Cai Guo-Qiang. China. b. 1957. Heritage (installation view) 2013. Animals: polystyrene, gauze, resin and hide. Installed with artificial watering hole: water, sand, drip mechanism. Purchased 2013 with funds from the Josephine Ulrick and Win Schubert Diversity Foundation through and with the assistance of the Queensland Art Gallery | Gallery of Modern Art Foundation / Collection: Queensland Art Gallery | Gallery of Modern Art / © The artist. Pictured: Gallery of Modern Art, Brisbane, Australia.Photograph: Natasha Harth, QAGOMA. Installation view.

Plus, while Brisbane is hardly a snowman's natural habitat, Water sees GOMA welcome its own icy figure — and, yes, it's made out of real snow. The gallery's latest high-profile acquisition, Snowman is the work of artists Peter Fischli and David Weiss, and dates back to 1987. First conceived as part of a site-specific work at a German thermic power plant, the fairly typical-looking snowman is made from three balls of snow, with the top one boasting hand-drawn eyes and a mouth.

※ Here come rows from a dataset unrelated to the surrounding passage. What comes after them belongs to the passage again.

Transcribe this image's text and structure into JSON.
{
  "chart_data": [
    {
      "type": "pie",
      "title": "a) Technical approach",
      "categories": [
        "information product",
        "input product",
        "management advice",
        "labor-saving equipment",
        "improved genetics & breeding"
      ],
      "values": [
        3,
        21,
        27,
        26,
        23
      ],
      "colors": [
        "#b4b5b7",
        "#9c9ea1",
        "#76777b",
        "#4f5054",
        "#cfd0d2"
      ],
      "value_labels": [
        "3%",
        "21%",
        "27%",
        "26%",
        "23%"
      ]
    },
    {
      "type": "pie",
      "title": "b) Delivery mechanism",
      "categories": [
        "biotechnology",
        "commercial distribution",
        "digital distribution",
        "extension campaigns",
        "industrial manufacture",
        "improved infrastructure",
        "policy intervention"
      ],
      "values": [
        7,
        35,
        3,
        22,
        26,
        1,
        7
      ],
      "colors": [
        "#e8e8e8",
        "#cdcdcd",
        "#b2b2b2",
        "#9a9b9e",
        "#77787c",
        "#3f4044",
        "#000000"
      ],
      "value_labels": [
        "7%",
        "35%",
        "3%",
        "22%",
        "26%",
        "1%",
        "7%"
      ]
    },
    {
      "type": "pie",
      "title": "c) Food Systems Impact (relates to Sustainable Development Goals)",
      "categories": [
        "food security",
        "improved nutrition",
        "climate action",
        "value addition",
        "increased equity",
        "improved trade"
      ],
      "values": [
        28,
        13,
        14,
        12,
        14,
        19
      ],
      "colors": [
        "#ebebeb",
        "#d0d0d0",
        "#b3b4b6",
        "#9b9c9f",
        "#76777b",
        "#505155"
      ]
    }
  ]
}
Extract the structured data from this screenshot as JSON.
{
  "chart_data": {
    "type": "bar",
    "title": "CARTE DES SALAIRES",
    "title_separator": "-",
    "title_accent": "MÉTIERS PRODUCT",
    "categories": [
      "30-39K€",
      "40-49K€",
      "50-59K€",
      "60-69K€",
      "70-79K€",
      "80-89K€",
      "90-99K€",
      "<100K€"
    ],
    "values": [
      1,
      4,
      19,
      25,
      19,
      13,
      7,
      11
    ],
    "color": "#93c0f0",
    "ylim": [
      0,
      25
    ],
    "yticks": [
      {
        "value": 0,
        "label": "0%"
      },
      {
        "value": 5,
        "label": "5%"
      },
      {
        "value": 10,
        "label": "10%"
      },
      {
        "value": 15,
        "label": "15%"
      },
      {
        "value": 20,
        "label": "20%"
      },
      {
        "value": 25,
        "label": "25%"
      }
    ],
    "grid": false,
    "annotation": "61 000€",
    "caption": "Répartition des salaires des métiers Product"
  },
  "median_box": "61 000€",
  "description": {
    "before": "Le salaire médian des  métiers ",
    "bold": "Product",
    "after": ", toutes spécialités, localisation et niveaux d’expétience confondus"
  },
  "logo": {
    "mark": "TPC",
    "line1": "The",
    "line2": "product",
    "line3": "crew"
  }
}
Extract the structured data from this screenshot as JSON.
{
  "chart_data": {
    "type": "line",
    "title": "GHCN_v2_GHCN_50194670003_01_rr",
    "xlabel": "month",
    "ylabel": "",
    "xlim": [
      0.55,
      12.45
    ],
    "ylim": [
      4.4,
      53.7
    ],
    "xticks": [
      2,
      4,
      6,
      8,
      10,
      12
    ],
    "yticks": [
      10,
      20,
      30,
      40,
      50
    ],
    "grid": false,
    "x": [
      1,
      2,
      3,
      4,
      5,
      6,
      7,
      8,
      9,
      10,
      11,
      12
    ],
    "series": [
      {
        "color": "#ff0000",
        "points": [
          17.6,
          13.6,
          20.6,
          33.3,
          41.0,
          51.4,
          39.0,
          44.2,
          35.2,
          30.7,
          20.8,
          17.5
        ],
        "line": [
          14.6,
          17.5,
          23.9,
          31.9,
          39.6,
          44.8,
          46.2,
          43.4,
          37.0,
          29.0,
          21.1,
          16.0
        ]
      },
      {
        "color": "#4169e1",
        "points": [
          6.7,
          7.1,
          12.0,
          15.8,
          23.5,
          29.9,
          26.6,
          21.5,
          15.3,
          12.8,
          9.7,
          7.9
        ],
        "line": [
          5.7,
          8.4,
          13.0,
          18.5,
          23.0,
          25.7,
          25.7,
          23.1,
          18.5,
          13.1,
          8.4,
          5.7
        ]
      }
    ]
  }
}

What's not typical of this well-travelled snowman, however, is its ability to survive full summers. To protect Snowman from Brisbane's subtropical climate, it sits encased in a glass and metal industrial freezer — so, while GOMA visitors can see the frosty sculpture, you definitely won't be able to touch it. But, lucky gallery staff members have been given the task of retracing its eyes and smile every few days, with the artwork's enigmatic expression expected to shift subtly over time from happy to quizzical to maybe even diabolical as a result.

Bringing its literal chill to Brissie,  Snowman is also visiting the southern hemisphere for the first time . Understandably, it's usually exhibited in locations where it's much, much older — including a hit season at New York's Museum of Modern Art.

Water exhibits at the Gallery of Modern Art, Stanley Place, South Brisbane from December 7, 2019 to April 26, 2020.

Top images: Water. Exhibition no.2019.26. Organisation: Queensland Art Gallery | Gallery of Modern Art (QAGOMA). Start date: 7 December 2019. End date: 26 April 2020. Gallery of Modern Art (GOMA). Level 1. Installation view.